Home health PEPPER is still under development but is expected to be distributed around July 20, 2015.  The reports will be in same format as the PEPPER for other provider types and will be released annually with statistics reported on a calendar year basis.  

The home health PEPPER will include six target areas and two “top” reports:
Top diagnoses for episodes in most recent year
Top diagnoses for therapy episodes (early/late 0-13, early/late 14-19, 20+) in most recent year

Target Area Target Area Definition
Outlier Payments N: dollar amount of outlier payments received by the HHA during the report period
D:  dollar amount of total payments received by the HHA during the report period
Average Number of Episodes N: count of claims paid to the HHA during the report period
D: count of beneficiaries served by the HHA during the report period
Average Case Mix N: sum of case mix weight for all claims paid to the HHA during the report period, excluding LUPAs and PEPs
D: count of claims paid to the HHA during the report period, excluding LUPAs and PEPs
Episodes with 5 or 6 Visits N: count of claims with 5 or 6 visits paid to the HHA during the report period
D: count of claims paid to the HHA during the report period
Non-LUPA Payments N: count of claims paid to the HHA that did not have a LUPA payment during the report period
D: count of claims paid to the HHA during the report period
High Therapy Utilization Episodes N: count of claims with 20+ therapy visits paid to the HHA during the report period (first digit of HHRG equal to ‘5’)
D: count of claims paid to the HHA during the report period


The presenter provided a sample PEPPER and reviewed how the provider’s statistics are compared with aggregate statistics for the nation, Medicare Administrative Contractor (MAC) jurisdiction and the state.  If a provider’s statistics are at/above the national 80th or at/below the 20th percentile, the provider is identified as an “outlier” and may be at risk for improper Medicare payments.

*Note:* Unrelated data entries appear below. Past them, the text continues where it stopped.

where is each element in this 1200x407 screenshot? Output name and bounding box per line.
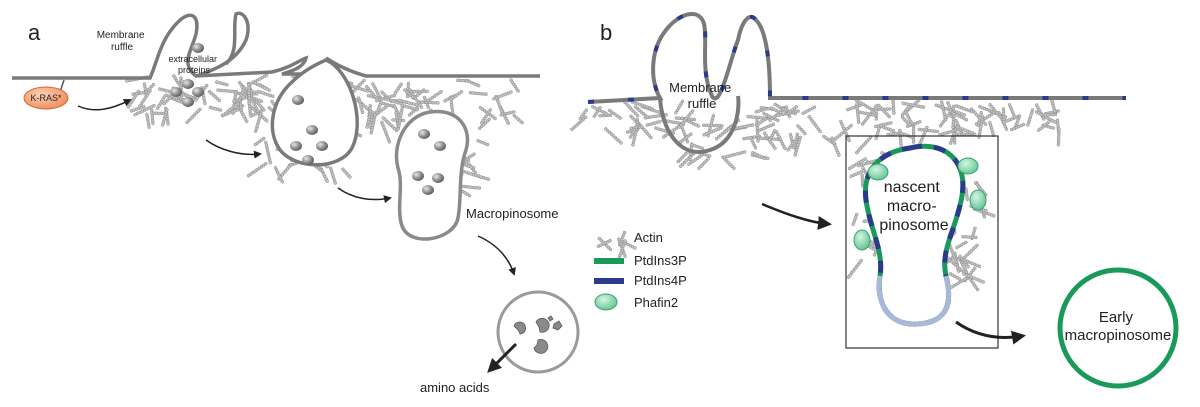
ruffle-arm-a	[195, 11, 250, 78]
arrow-a-2	[205, 139, 262, 159]
legend-ptdins4p: PtdIns4P	[594, 273, 687, 288]
membrane-ruffle-label-b-line2: ruffle	[688, 96, 717, 111]
early-label-line1: Early	[1099, 309, 1134, 326]
extracellular-proteins-label: extracellular proteins	[168, 54, 219, 75]
nascent-label-line2: macro-	[887, 198, 937, 215]
zoom-box	[845, 135, 999, 349]
kras-label: K-RAS*	[30, 93, 62, 103]
arrow-a-4	[477, 235, 516, 276]
nascent-ptdins4p-dashes	[862, 143, 966, 327]
arrow-a-1	[77, 99, 132, 111]
nascent-label-line3: pinosome	[879, 217, 948, 234]
plasma-membrane-b	[587, 12, 1126, 104]
legend-actin: Actin	[596, 230, 663, 263]
kras-blob	[23, 86, 69, 110]
ruffle-inner-b	[658, 95, 741, 154]
arrow-a-5	[487, 342, 518, 373]
early-macropinosome	[1057, 267, 1179, 389]
actin-icon	[596, 230, 637, 263]
legend-ptdins3p: PtdIns3P	[594, 253, 687, 268]
membrane-ruffle-label-a: Membrane ruffle	[97, 30, 148, 53]
ptdins3p-bar	[594, 258, 624, 264]
forming-vesicle-a	[270, 58, 359, 167]
panel-a: a K-RAS*	[12, 11, 580, 395]
amino-acids-label: amino acids	[420, 380, 490, 395]
nascent-label-line1: nascent	[884, 179, 941, 196]
legend-phafin2-label: Phafin2	[634, 295, 678, 310]
arrow-a-3	[337, 187, 392, 204]
degraded-fragments	[513, 315, 563, 354]
extracellular-protein-beads	[170, 43, 446, 195]
legend-ptdins4p-label: PtdIns4P	[634, 273, 687, 288]
membrane-ruffle-label-b: Membrane ruffle	[669, 80, 735, 111]
legend-ptdins3p-label: PtdIns3P	[634, 253, 687, 268]
macropinosome-a	[394, 109, 470, 241]
extracellular-proteins-line1: extracellular	[168, 54, 217, 64]
arrow-b-2	[955, 320, 1026, 345]
plasma-membrane-a	[12, 13, 540, 80]
early-label-line2: macropinosome	[1065, 327, 1172, 344]
macropinosome-label: Macropinosome	[466, 206, 559, 221]
legend-phafin2: Phafin2	[594, 293, 678, 311]
arrow-b-1	[761, 202, 832, 230]
membrane-ruffle-label-b-line1: Membrane	[669, 80, 731, 95]
legend: Actin PtdIns3P PtdIns4P Phafin2	[594, 230, 687, 311]
panel-b: b Membrane ruffle nascent	[570, 12, 1179, 389]
nascent-fade-segment	[876, 275, 952, 327]
membrane-ruffle-label-a-line2: ruffle	[111, 42, 133, 53]
early-macropinosome-label: Early macropinosome	[1065, 309, 1172, 344]
ptdins4p-bar	[594, 278, 624, 284]
phafin2-blobs	[853, 157, 987, 251]
phafin2-blob	[594, 293, 618, 311]
membrane-ruffle-label-a-line1: Membrane	[97, 30, 145, 41]
nascent-label: nascent macro- pinosome	[879, 179, 948, 234]
extracellular-proteins-line2: proteins	[178, 65, 211, 75]
lysosome-a	[496, 290, 580, 374]
panel-a-letter: a	[28, 20, 41, 45]
panel-b-letter: b	[600, 20, 612, 45]
legend-actin-label: Actin	[634, 230, 663, 245]
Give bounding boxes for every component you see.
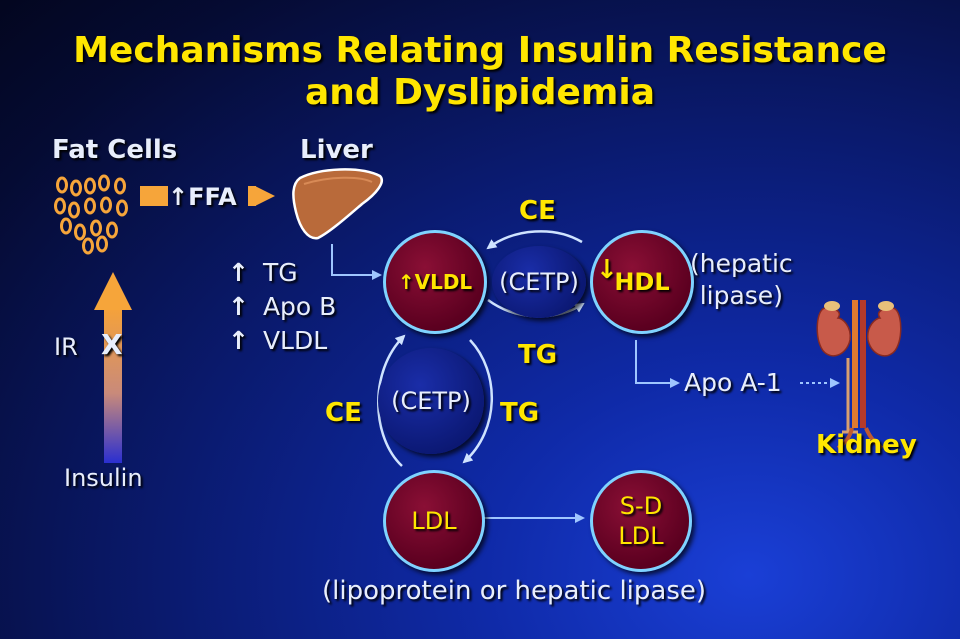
liver-to-vldl-arrow xyxy=(331,244,382,280)
hdl-to-apoa1-arrow xyxy=(635,340,680,388)
liver-label: Liver xyxy=(300,135,373,165)
ce-top-label: CE xyxy=(519,196,556,226)
cetp-mid-circle: (CETP) xyxy=(378,348,484,454)
insulin-arrow-icon xyxy=(94,272,132,463)
list-item-tg: ↑TG xyxy=(228,258,298,287)
hdl-circle: HDL xyxy=(590,230,694,334)
up-arrow-icon: ↑ xyxy=(228,292,249,321)
list-item-apo-b: ↑Apo B xyxy=(228,292,337,321)
vldl-label: ↑VLDL xyxy=(397,270,473,294)
apo-a1-label: Apo A-1 xyxy=(684,368,782,397)
ldl-circle: LDL xyxy=(383,470,485,572)
up-arrow-icon: ↑ xyxy=(228,258,249,287)
title-line-2: and Dyslipidemia xyxy=(304,72,656,113)
tg-right-arc xyxy=(462,339,494,464)
liver-icon xyxy=(292,168,383,240)
sd-ldl-label: S-D LDL xyxy=(618,492,664,550)
ce-left-label: CE xyxy=(325,398,362,428)
ffa-label: ↑FFA xyxy=(168,183,237,211)
down-arrow-icon: ↓ xyxy=(596,255,618,285)
sd-ldl-circle: S-D LDL xyxy=(590,470,692,572)
fat-cells-icon xyxy=(54,174,128,255)
list-item-vldl: ↑VLDL xyxy=(228,326,328,355)
kidney-icon xyxy=(816,300,902,450)
cetp-top-label: (CETP) xyxy=(499,268,579,296)
up-arrow-icon: ↑ xyxy=(228,326,249,355)
up-arrow-icon: ↑ xyxy=(397,270,415,294)
ldl-label: LDL xyxy=(411,507,457,535)
cetp-top-oval: (CETP) xyxy=(492,246,586,318)
cetp-mid-label: (CETP) xyxy=(391,387,471,415)
tg-low-label: TG xyxy=(500,398,540,428)
ir-label: IR xyxy=(54,333,78,361)
vldl-circle: ↑VLDL xyxy=(383,230,487,334)
hepatic-lipase-label: (hepatic lipase) xyxy=(690,249,793,310)
liver-output-list: ↑TG ↑Apo B ↑VLDL xyxy=(228,256,336,358)
ffa-arrow-icon xyxy=(140,186,275,206)
lipoprotein-note: (lipoprotein or hepatic lipase) xyxy=(322,576,707,606)
hdl-label: HDL xyxy=(614,268,670,296)
fat-cells-label: Fat Cells xyxy=(52,135,178,165)
title-line-1: Mechanisms Relating Insulin Resistance xyxy=(73,30,887,71)
x-mark: X xyxy=(101,328,123,361)
up-arrow-icon: ↑ xyxy=(168,183,189,211)
insulin-label: Insulin xyxy=(64,464,143,492)
tg-mid-label: TG xyxy=(518,340,558,370)
ce-top-arc xyxy=(486,230,583,250)
kidney-label: Kidney xyxy=(816,430,917,460)
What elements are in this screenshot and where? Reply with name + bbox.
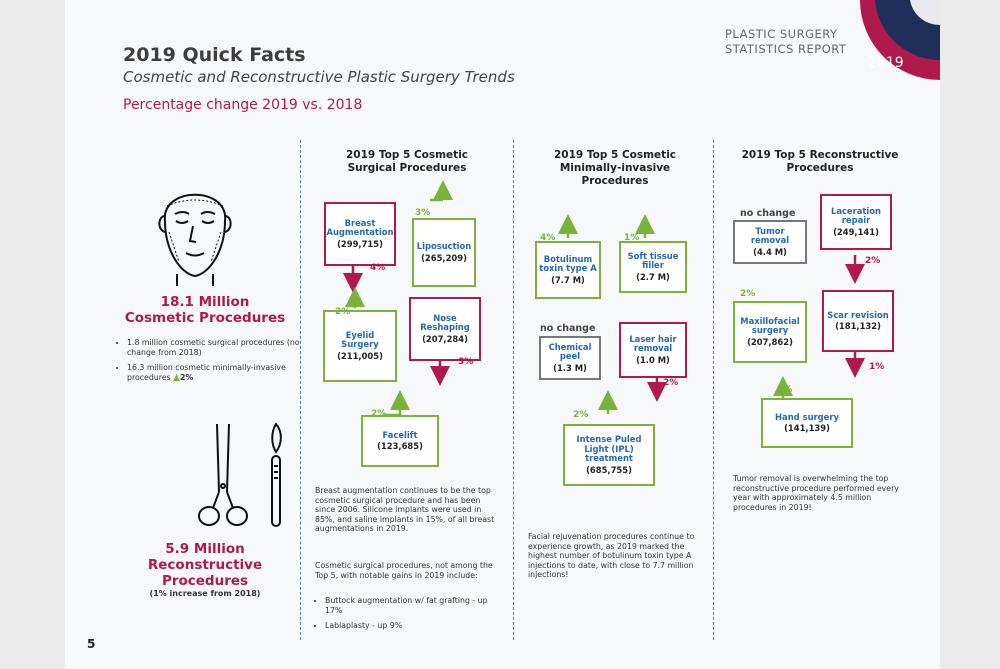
box-laser-hair-removal: Laser hair removal (1.0 M) (619, 322, 687, 378)
recon-total: 5.9 Million (165, 541, 245, 557)
cosmetic-bullets: 1.8 million cosmetic surgical procedures… (117, 338, 317, 388)
change-botulinum-toxin: 4% (540, 233, 556, 243)
page-title: 2019 Quick Facts (123, 44, 306, 66)
col1-list: Buttock augmentation w/ fat grafting - u… (315, 596, 500, 636)
flow-arrows (343, 180, 865, 417)
column-divider (300, 140, 301, 640)
box-laceration-repair: Laceration repair (249,141) (820, 194, 892, 250)
cosmetic-label: Cosmetic Procedures (124, 310, 286, 326)
scalpel-icon (271, 422, 282, 527)
col1-paragraph-1: Breast augmentation continues to be the … (315, 486, 495, 534)
box-botulinum-toxin: Botulinum toxin type A (7.7 M) (535, 241, 601, 299)
up-arrow-icon: ▲ (173, 373, 181, 383)
cosmetic-total: 18.1 Million (160, 294, 250, 310)
box-soft-tissue-filler: Soft tissue filler (2.7 M) (619, 241, 687, 293)
change-chemical-peel: no change (540, 323, 596, 334)
recon-label: Reconstructive Procedures (147, 557, 263, 589)
change-facelift: 2% (371, 409, 387, 419)
report-title: PLASTIC SURGERY STATISTICS REPORT (725, 27, 847, 56)
change-eyelid-surgery: 2% (335, 307, 351, 317)
change-liposuction: 3% (415, 208, 431, 218)
box-ipl-treatment: Intense Puled Light (IPL) treatment (685… (563, 424, 655, 486)
box-facelift: Facelift (123,685) (361, 415, 439, 467)
col1-paragraph-2: Cosmetic surgical procedures, not among … (315, 561, 493, 580)
change-ipl-treatment: 2% (573, 410, 589, 420)
change-nose-reshaping: 3% (458, 357, 474, 367)
corner-decoration-icon (860, 0, 940, 80)
column-divider (713, 140, 714, 640)
change-breast-augmentation: 4% (370, 263, 386, 273)
box-eyelid-surgery: Eyelid Surgery (211,005) (323, 310, 397, 382)
change-maxillofacial-surgery: 2% (740, 289, 756, 299)
cosmetic-stat: 18.1 Million Cosmetic Procedures (105, 294, 305, 326)
box-nose-reshaping: Nose Reshaping (207,284) (409, 297, 481, 361)
change-laser-hair-removal: 2% (663, 378, 679, 388)
report-page: PLASTIC SURGERY STATISTICS REPORT 2019 2… (65, 0, 940, 669)
box-tumor-removal: Tumor removal (4.4 M) (733, 220, 807, 264)
recon-note: (1% increase from 2018) (149, 589, 261, 598)
box-scar-revision: Scar revision (181,132) (822, 290, 894, 352)
col1-heading: 2019 Top 5 Cosmetic Surgical Procedures (345, 149, 469, 174)
col2-heading: 2019 Top 5 Cosmetic Minimally-invasive P… (553, 149, 677, 187)
box-liposuction: Liposuction (265,209) (412, 218, 476, 287)
list-item: Buttock augmentation w/ fat grafting - u… (325, 596, 500, 616)
col2-paragraph: Facial rejuvenation procedures continue … (528, 532, 695, 580)
change-tumor-removal: no change (740, 208, 796, 219)
change-soft-tissue-filler: 1% (624, 233, 640, 243)
bullet-cosmetic-surgical: 1.8 million cosmetic surgical procedures… (127, 338, 317, 358)
box-maxillofacial-surgery: Maxillofacial surgery (207,862) (733, 301, 807, 363)
list-item: Labiaplasty - up 9% (325, 621, 500, 631)
page-subtitle: Cosmetic and Reconstructive Plastic Surg… (123, 68, 515, 86)
col3-paragraph: Tumor removal is overwhelming the top re… (733, 474, 899, 512)
scissors-icon (198, 423, 248, 526)
bullet-cosmetic-minimally: 16.3 million cosmetic minimally-invasive… (127, 363, 317, 383)
change-scar-revision: 1% (869, 362, 885, 372)
box-chemical-peel: Chemical peel (1.3 M) (539, 336, 601, 380)
percentage-change-label: Percentage change 2019 vs. 2018 (123, 97, 363, 113)
change-laceration-repair: 2% (865, 256, 881, 266)
page-number: 5 (87, 637, 96, 651)
bullet-change: 2% (180, 373, 194, 382)
column-divider (513, 140, 514, 640)
change-hand-surgery: 2% (777, 385, 793, 395)
col3-heading: 2019 Top 5 Reconstructive Procedures (741, 149, 899, 174)
box-breast-augmentation: Breast Augmentation (299,715) (324, 202, 396, 266)
report-year: 2019 (868, 55, 904, 71)
face-icon (158, 193, 232, 286)
reconstructive-stat: 5.9 Million Reconstructive Procedures (1… (105, 541, 305, 598)
box-hand-surgery: Hand surgery (141,139) (761, 398, 853, 448)
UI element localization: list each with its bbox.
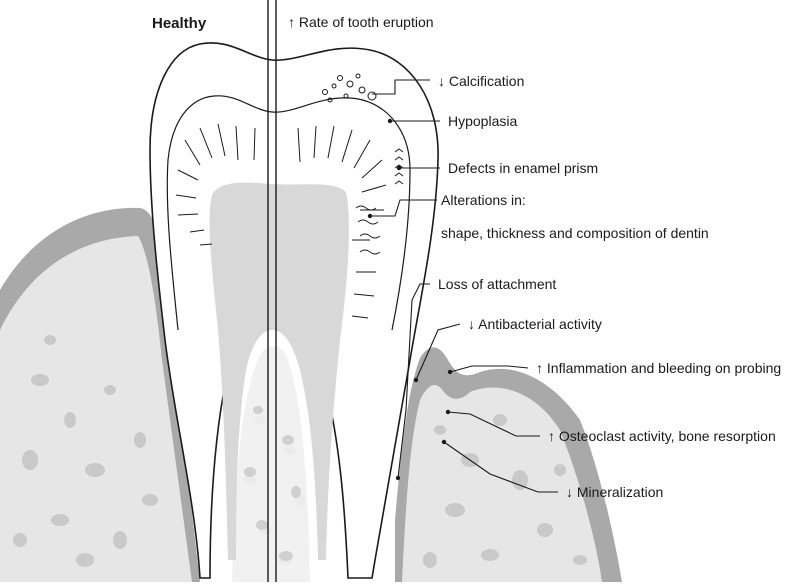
label-eruption: ↑ Rate of tooth eruption: [288, 14, 434, 30]
label-calcification: ↓ Calcification: [438, 73, 524, 89]
title-healthy: Healthy: [152, 15, 207, 32]
label-attachment: Loss of attachment: [438, 276, 556, 292]
label-alterations-line1: Alterations in:: [441, 192, 526, 208]
label-mineralization: ↓ Mineralization: [566, 484, 663, 500]
label-enamel-prism: Defects in enamel prism: [448, 160, 598, 176]
label-antibacterial: ↓ Antibacterial activity: [468, 316, 602, 332]
label-osteoclast: ↑ Osteoclast activity, bone resorption: [548, 428, 776, 444]
label-inflammation: ↑ Inflammation and bleeding on probing: [536, 360, 781, 376]
label-hypoplasia: Hypoplasia: [448, 113, 517, 129]
label-alterations-line2: shape, thickness and composition of dent…: [441, 225, 709, 241]
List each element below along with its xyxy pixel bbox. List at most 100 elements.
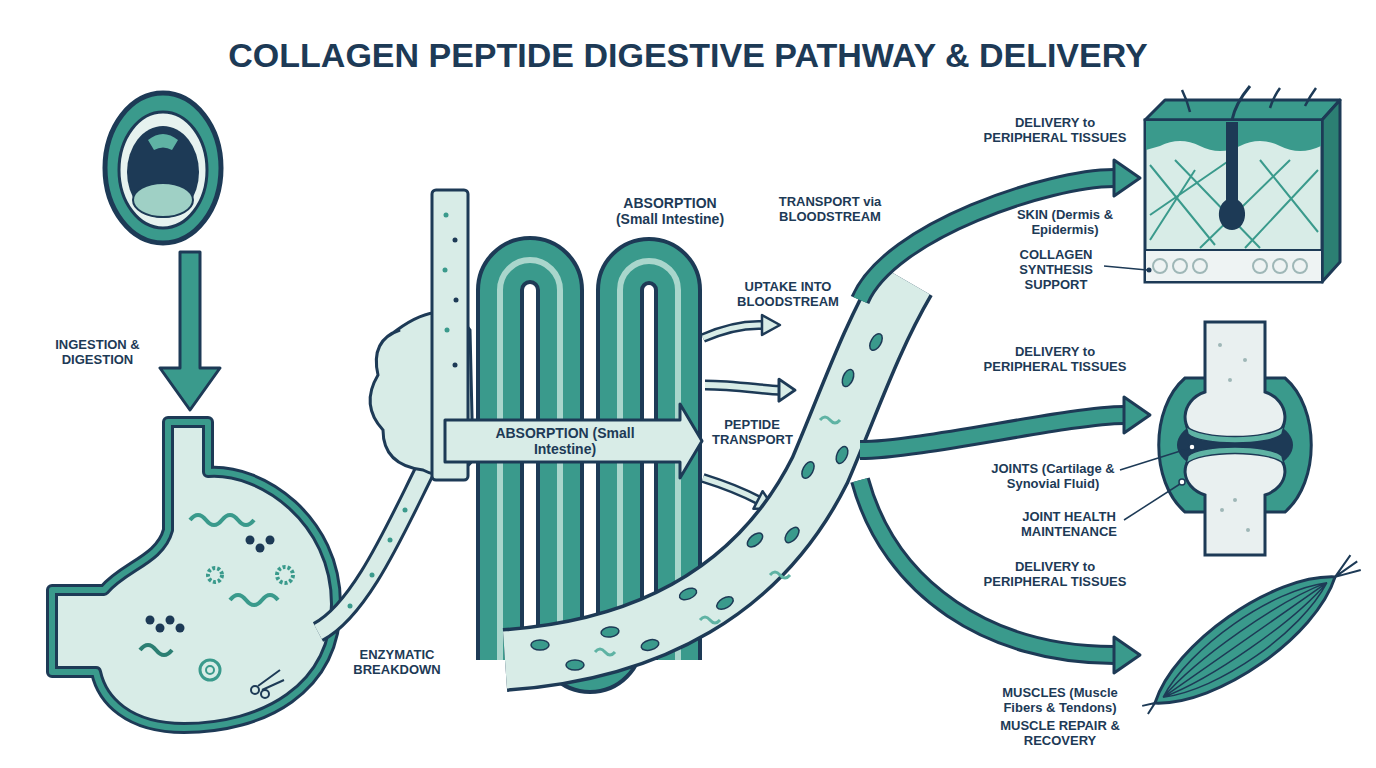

Hospice and home health agencies obtain their PEPPER through the PEPPER resource portal.  User’s Guide and training materials for home health agencies will be available soon and posted to the PEPPER resource page

TMF requests that providers not contact their QIO or any other organization for assistance with PEPPER.  For questions and individual assistance, providers can go to the PEPPER help page and click on “Help/Contact Us,”

The PEPPER presentation was recorded and will be available on the PEPPER web site in approximately three weeks.